Cultural Capital of Switzerland
Basel is nicknamed the “cultural capital of Switzerland“. The city lives and breathes culture, and promotes and celebrates the arts. Despite its small size, Basel has an exceptional cultural offering. Many of its institutions and events enjoy an international reputation.
A feast for the eyes …
The city’s almost forty museums display visual arts from antiquity to the present. The prestigious exhibitions hosted by Fondation Beyeler, the Kunstmuseum (Museum of Fine Art) and Antikenmuseum (Museum of Ancient Art) draw international attention. The quality of the exhibitions was also recognised by the respected art critics of London-based newspaper 'The Times' who nominated the Kunstmuseum Basel as the fifth best museum in the world in 2013. But art is not limited to the indoors. On a stroll through the city, there is something to admire around every corner: “Intersection” by Richard Serra, Jean Tinguely’s “Carnival Fountain” and Bettina Eichin’s “Helvetia” are just a few of the many works of art to be discovered.
… and ears
When your eyes have had their fill, there still remains plenty to listen to. The internationally renowned symphony orchestra, the chamber orchestra and the Schola Cantorum Basiliensis (an institute of the Musikakademie Basel) account for Basel’s reputation as a centre for classical music. But lovers of jazz, rock or pop will also find something to suit their taste at the many concert venues.

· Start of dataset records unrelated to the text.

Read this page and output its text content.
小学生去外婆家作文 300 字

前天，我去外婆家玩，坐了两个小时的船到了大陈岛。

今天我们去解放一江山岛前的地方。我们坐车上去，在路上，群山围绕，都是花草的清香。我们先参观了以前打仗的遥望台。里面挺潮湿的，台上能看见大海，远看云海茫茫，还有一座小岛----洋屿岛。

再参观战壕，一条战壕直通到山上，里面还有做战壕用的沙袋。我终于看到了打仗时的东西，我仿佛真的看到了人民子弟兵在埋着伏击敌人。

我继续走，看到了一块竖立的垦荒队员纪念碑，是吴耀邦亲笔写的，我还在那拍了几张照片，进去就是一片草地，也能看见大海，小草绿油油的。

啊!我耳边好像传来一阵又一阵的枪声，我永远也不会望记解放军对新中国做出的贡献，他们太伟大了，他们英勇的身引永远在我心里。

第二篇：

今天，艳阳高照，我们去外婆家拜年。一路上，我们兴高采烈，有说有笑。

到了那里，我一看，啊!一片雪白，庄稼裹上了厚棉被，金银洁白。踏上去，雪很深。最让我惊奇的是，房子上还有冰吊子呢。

The Theater Basel, honored with numerous awards, consists of the three branches of performing arts opera, drama and dance. In 2018 it was named theater of the year in the "Theater heute" magazine critics' survey. Basel also has a thriving independent theatre scene. And finally, those who prefer the screen to the stage will find a film to suit their taste, whether it’s the latest blockbuster, art-house cinema, or a timeless classic.
Basel is considered a mecca for architecture aficionados. Buildings by famous architects greet the visitor at every turn. Fondation Beyeler by Renzo Piano, for instance, Herzog & de Meuron’s Schaulager or the banking building (initially belonging to UBS, today home of the Bank for International Settlements) by Mario Botta.